Influences of degree of curing and presence of inorganic fillers on the ultimate electrical properties of epoxy-based composites: Experiment and simulation

Abstract

This paper describes both an experimental study and a numerical investigation of the breakdown field in particle reinforced thermosets. The experimental study revealed that the increase of the conversion degree (a) of the epoxy matrix improved the breakdown voltages both in divergent and quasi-homogeneous fields. It was also observed that the presence of the second phase (mineral filler) dispersed within the polymeric host led to apparently contradictory results depending on the nature of the electric field. The neat matrix exhibited a higher field to breakdown than that of the composite in a quasi-homogeneous field configuration whereas the opposite behaviour was evidenced in a point-plane configuration. It thus appeared that the filler can either increase or decrease the breakdown voltage, depending on the nature of the electrode configuration.

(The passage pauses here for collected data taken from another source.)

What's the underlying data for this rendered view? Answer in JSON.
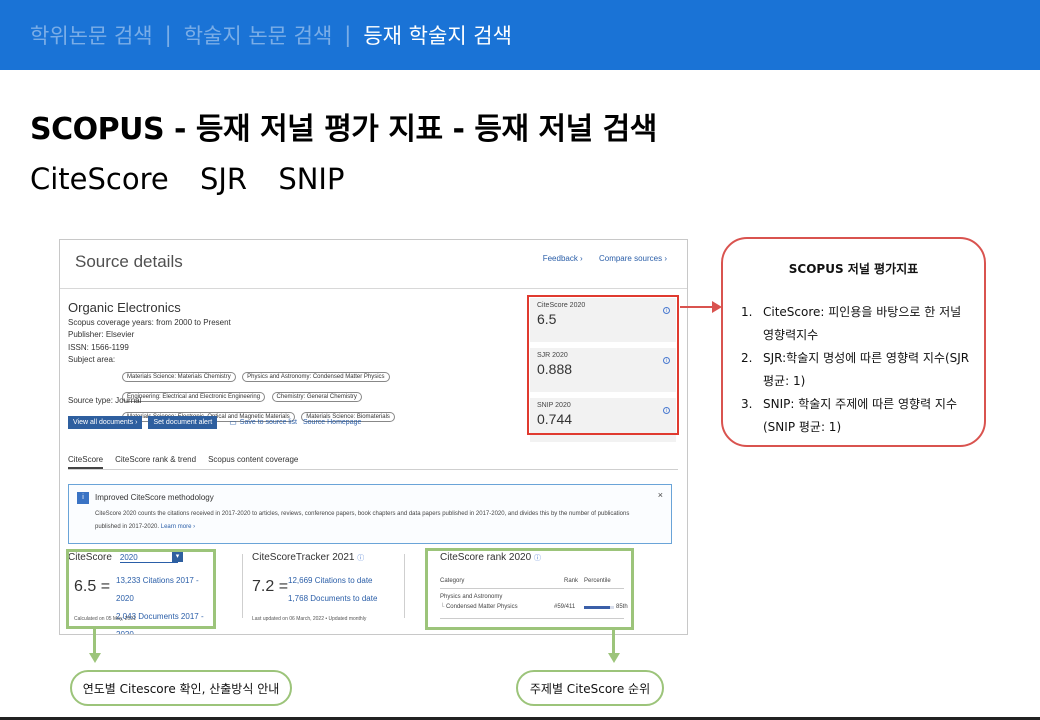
{
  "topbar": {
    "tabs": [
      {
        "label": "학위논문 검색"
      },
      {
        "label": "학술지 논문 검색"
      },
      {
        "label": "등재 학술지 검색"
      }
    ],
    "separator": "|",
    "colors": {
      "bar": "#1a73d6"
    }
  },
  "slide": {
    "title": "SCOPUS  -  등재 저널 평가 지표  -  등재 저널 검색",
    "subtitle": [
      "CiteScore",
      "SJR",
      "SNIP"
    ]
  },
  "source": {
    "header": "Source details",
    "feedback": "Feedback ›",
    "compare": "Compare sources ›",
    "journal_name": "Organic Electronics",
    "coverage_label": "Scopus coverage years:",
    "coverage_value": "from 2000 to Present",
    "publisher_label": "Publisher:",
    "publisher_value": "Elsevier",
    "issn_label": "ISSN:",
    "issn_value": "1566-1199",
    "subject_label": "Subject area:",
    "subjects": [
      "Materials Science: Materials Chemistry",
      "Physics and Astronomy: Condensed Matter Physics",
      "Engineering: Electrical and Electronic Engineering",
      "Chemistry: General Chemistry",
      "Materials Science: Electronic, Optical and Magnetic Materials",
      "Materials Science: Biomaterials"
    ],
    "source_type_label": "Source type:",
    "source_type_value": "Journal",
    "btn_view_all": "View all documents ›",
    "btn_alert": "Set document alert",
    "save_link": "Save to source list",
    "homepage_link": "Source Homepage",
    "metrics": [
      {
        "label": "CiteScore 2020",
        "value": "6.5"
      },
      {
        "label": "SJR 2020",
        "value": "0.888"
      },
      {
        "label": "SNIP 2020",
        "value": "0.744"
      }
    ],
    "info_icon": "i",
    "tabs": [
      "CiteScore",
      "CiteScore rank & trend",
      "Scopus content coverage"
    ],
    "notice": {
      "icon": "i",
      "title": "Improved CiteScore methodology",
      "body": "CiteScore 2020 counts the citations received in 2017-2020 to articles, reviews, conference papers, book chapters and data papers published in 2017-2020, and divides this by the number of publications published in 2017-2020.",
      "more": "Learn more ›",
      "close": "×"
    },
    "citescore_panel": {
      "title": "CiteScore",
      "year": "2020",
      "dropdown": "▾",
      "big": "6.5",
      "equals": "=",
      "citations": "13,233 Citations 2017 - 2020",
      "documents": "2,043 Documents 2017 - 2020",
      "foot": "Calculated on 05 May, 2021"
    },
    "tracker_panel": {
      "title": "CiteScoreTracker 2021",
      "big": "7.2",
      "equals": "=",
      "citations": "12,669 Citations to date",
      "documents": "1,768 Documents to date",
      "foot": "Last updated on 06 March, 2022 • Updated monthly"
    },
    "rank_panel": {
      "title": "CiteScore rank 2020",
      "col_category": "Category",
      "col_rank": "Rank",
      "col_percentile": "Percentile",
      "category_group": "Physics and Astronomy",
      "category_name": "Condensed Matter Physics",
      "rank": "#59/411",
      "percentile": "85th",
      "percentile_value": 0.85
    }
  },
  "callout": {
    "title": "SCOPUS 저널 평가지표",
    "items": [
      {
        "num": "1.",
        "text": "CiteScore: 피인용을 바탕으로 한 저널영향력지수"
      },
      {
        "num": "2.",
        "text": "SJR:학술지 명성에 따른 영향력 지수(SJR 평균: 1)"
      },
      {
        "num": "3.",
        "text": "SNIP: 학술지 주제에 따른 영향력 지수(SNIP 평균: 1)"
      }
    ]
  },
  "pills": {
    "left": "연도별 Citescore 확인, 산출방식 안내",
    "right": "주제별 CiteScore 순위"
  },
  "colors": {
    "red": "#e03a2f",
    "green": "#9cc47a",
    "link": "#2a5ea8"
  }
}
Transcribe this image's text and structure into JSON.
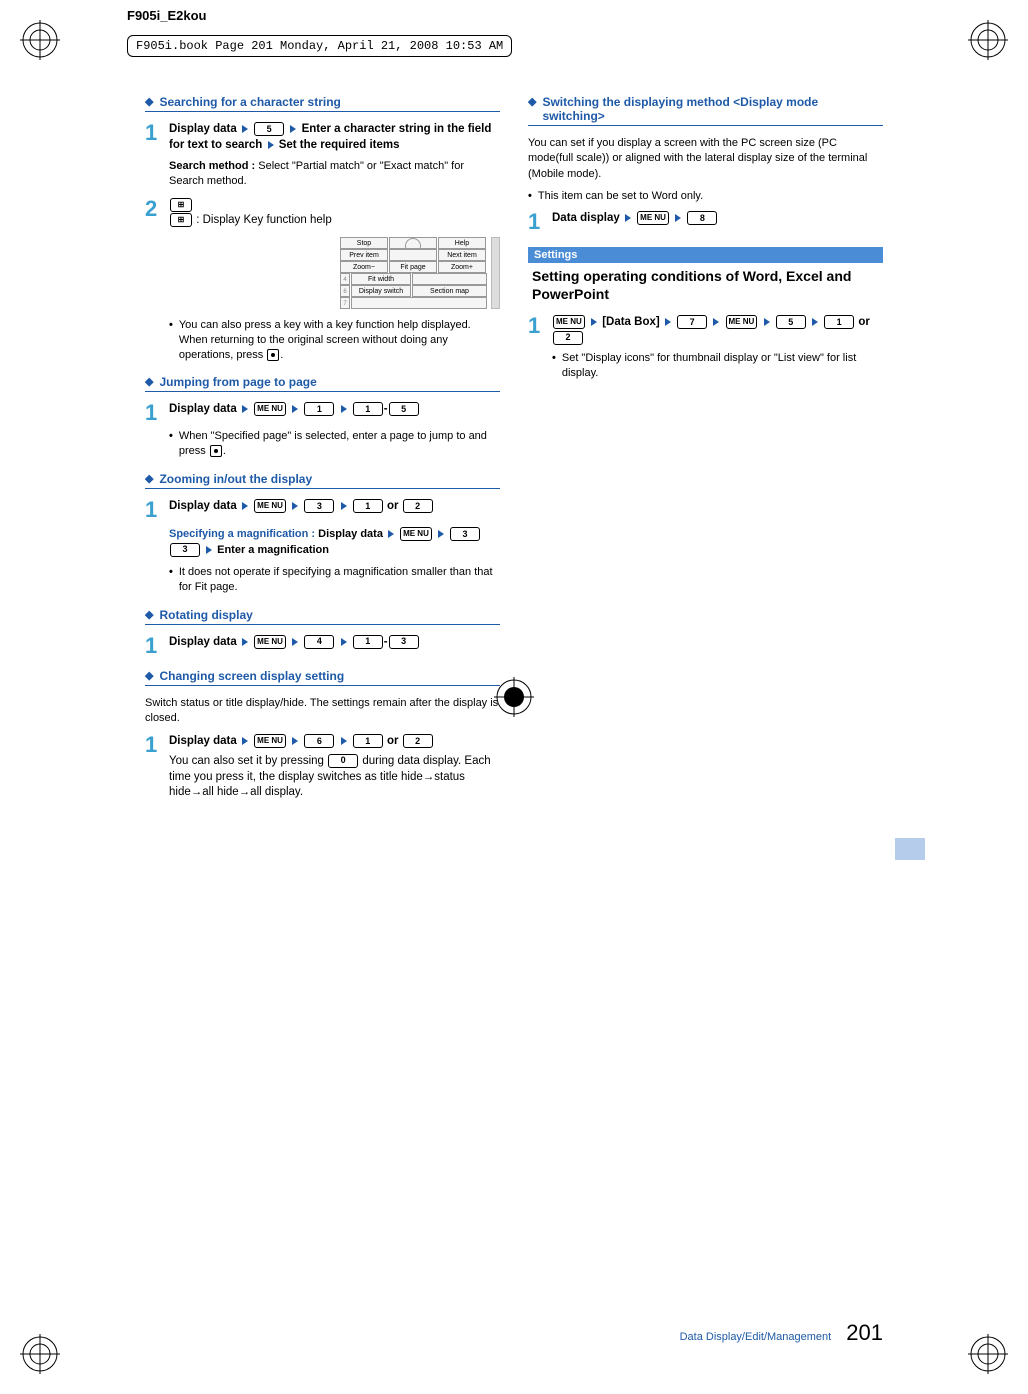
{
  "header": {
    "code": "F905i_E2kou",
    "path": "F905i.book  Page 201  Monday, April 21, 2008  10:53 AM"
  },
  "left": {
    "sec1": {
      "title": "Searching for a character string",
      "step1": {
        "line": "Display data",
        "key1": "5",
        "rest1": "Enter a character string in the field for text to search",
        "rest2": "Set the required items"
      },
      "search_label": "Search method :",
      "search_body": "Select \"Partial match\" or \"Exact match\" for Search method.",
      "step2_icon_key": "p",
      "step2_help": ": Display Key function help",
      "mini": {
        "r1a": "Stop",
        "r1b": "",
        "r1c": "Help",
        "r2a": "Prev item",
        "r2c": "Next item",
        "r3a": "Zoom−",
        "r3b": "Fit page",
        "r3c": "Zoom+",
        "lab4": "Fit width",
        "lab6a": "Display switch",
        "lab6b": "Section map"
      },
      "bullet1": "You can also press a key with a key function help displayed. When returning to the original screen without doing any operations, press "
    },
    "sec2": {
      "title": "Jumping from page to page",
      "step1_pre": "Display data",
      "step1_k1": "1",
      "step1_k2": "1",
      "step1_k3": "5",
      "bullet": "When \"Specified page\" is selected, enter a page to jump to and press "
    },
    "sec3": {
      "title": "Zooming in/out the display",
      "step1_pre": "Display data",
      "step1_k1": "3",
      "step1_k2": "1",
      "step1_or": "or",
      "step1_k3": "2",
      "spec_label": "Specifying a magnification :",
      "spec_pre": "Display data",
      "spec_k1": "3",
      "spec_k2": "3",
      "spec_post": "Enter a magnification",
      "bullet": "It does not operate if specifying a magnification smaller than that for Fit page."
    },
    "sec4": {
      "title": "Rotating display",
      "step1_pre": "Display data",
      "step1_k1": "4",
      "step1_k2": "1",
      "step1_k3": "3"
    },
    "sec5": {
      "title": "Changing screen display setting",
      "intro": "Switch status or title display/hide. The settings remain after the display is closed.",
      "step1_pre": "Display data",
      "step1_k1": "6",
      "step1_k2": "1",
      "step1_or": "or",
      "step1_k3": "2",
      "body1": "You can also set it by pressing ",
      "body1_k": "0",
      "body2": " during data display. Each time you press it, the display switches as title hide→status hide→all hide→all display."
    }
  },
  "right": {
    "sec6": {
      "title": "Switching the displaying method <Display mode switching>",
      "intro": "You can set if you display a screen with the PC screen size (PC mode(full scale)) or aligned with the lateral display size of the terminal (Mobile mode).",
      "bullet": "This item can be set to Word only.",
      "step1_pre": "Data display",
      "step1_k1": "8"
    },
    "settings": {
      "bar": "Settings",
      "title": "Setting operating conditions of Word, Excel and PowerPoint",
      "step1_pre": "[Data Box]",
      "k1": "7",
      "k2": "5",
      "k3": "1",
      "or": "or",
      "k4": "2",
      "bullet": "Set \"Display icons\" for thumbnail display or \"List view\" for list display."
    }
  },
  "footer": {
    "section": "Data Display/Edit/Management",
    "page": "201"
  },
  "icons": {
    "menu": "ME NU"
  }
}
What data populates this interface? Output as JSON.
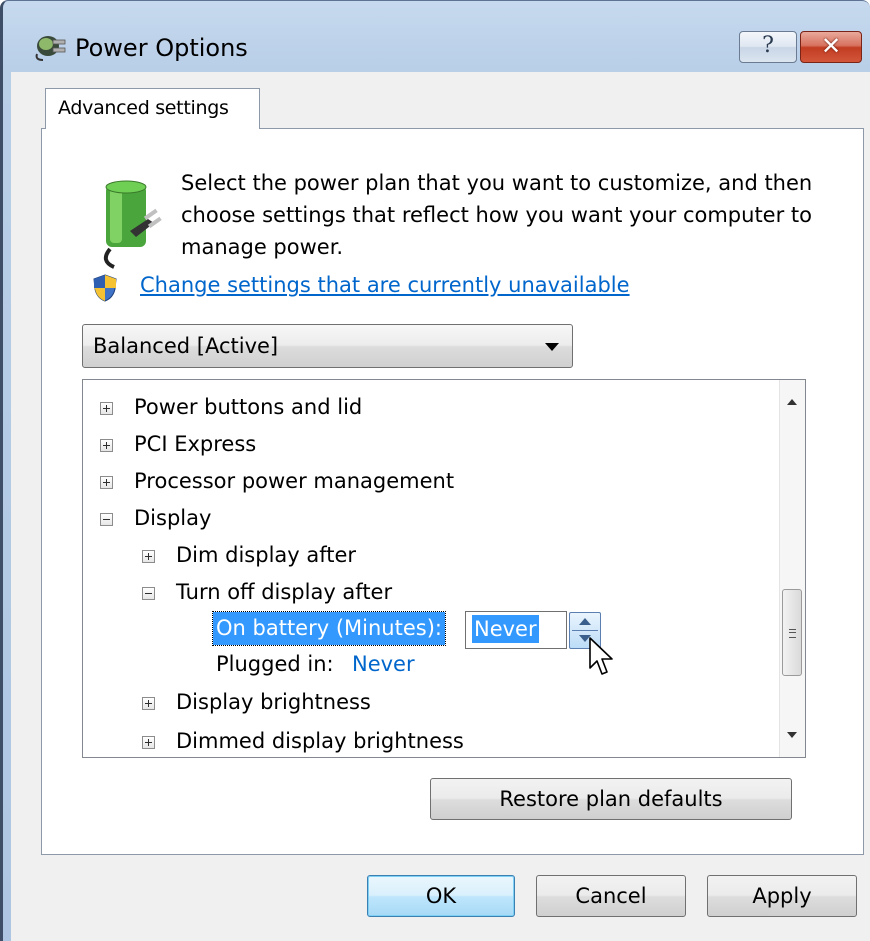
{
  "window": {
    "title": "Power Options",
    "help_label": "?",
    "close_label": "✕"
  },
  "tabs": [
    {
      "label": "Advanced settings"
    }
  ],
  "intro": {
    "text": "Select the power plan that you want to customize, and then choose settings that reflect how you want your computer to manage power."
  },
  "change_link": "Change settings that are currently unavailable",
  "plan_select": {
    "value": "Balanced [Active]"
  },
  "tree": {
    "items": [
      {
        "label": "Power buttons and lid",
        "expander": "plus"
      },
      {
        "label": "PCI Express",
        "expander": "plus"
      },
      {
        "label": "Processor power management",
        "expander": "plus"
      },
      {
        "label": "Display",
        "expander": "minus"
      },
      {
        "label": "Dim display after",
        "expander": "plus"
      },
      {
        "label": "Turn off display after",
        "expander": "minus"
      },
      {
        "label": "Display brightness",
        "expander": "plus"
      },
      {
        "label": "Dimmed display brightness",
        "expander": "plus"
      }
    ],
    "on_battery": {
      "label": "On battery (Minutes):",
      "value": "Never"
    },
    "plugged_in": {
      "label": "Plugged in:",
      "value": "Never"
    }
  },
  "buttons": {
    "restore": "Restore plan defaults",
    "ok": "OK",
    "cancel": "Cancel",
    "apply": "Apply"
  },
  "colors": {
    "link": "#0066cc",
    "selection": "#3399ff",
    "close_red": "#c23d22"
  },
  "icons": [
    "power-plug-icon",
    "battery-icon",
    "shield-icon",
    "plus-expander-icon",
    "minus-expander-icon",
    "spin-up-icon",
    "spin-down-icon",
    "mouse-cursor-icon",
    "scroll-up-icon",
    "scroll-down-icon"
  ]
}
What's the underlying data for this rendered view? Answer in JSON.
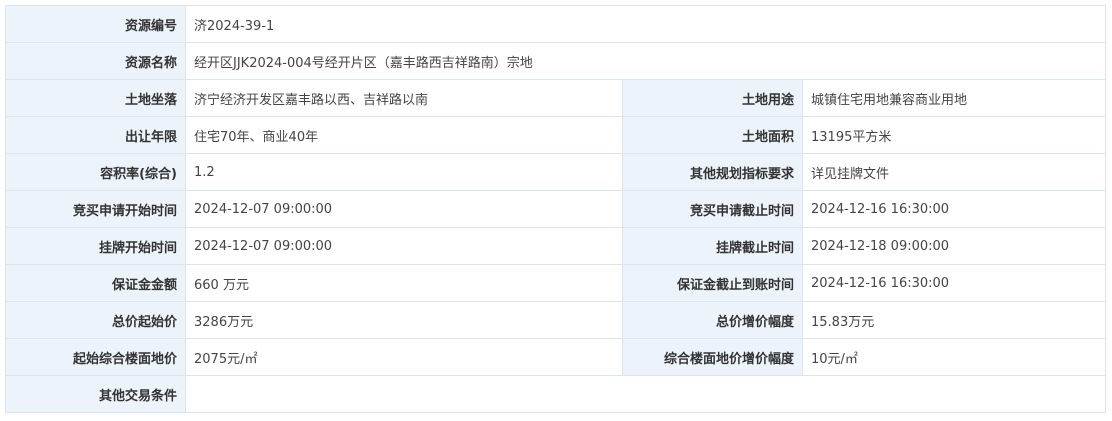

To further understand this behaviour, a deterministic numerical simulation of the dielectric breakdown that accounts for the organization within real composites was developed. This numerical method, based on the resistor-short breakdown model was improved to directly account for the real phase arrangement within the samples through scanning electron micrographs. The simulation furnished the explanation for the apparent disagreement, showing that the inorganic particles protect the composite in divergent fields through a mechanism similar in nature to the so-called barrier effect, whereas the same fillers were responsible for a local intensification of the electric field and thereby a reduction of the dielectric strength in a quasi-homogeneous field.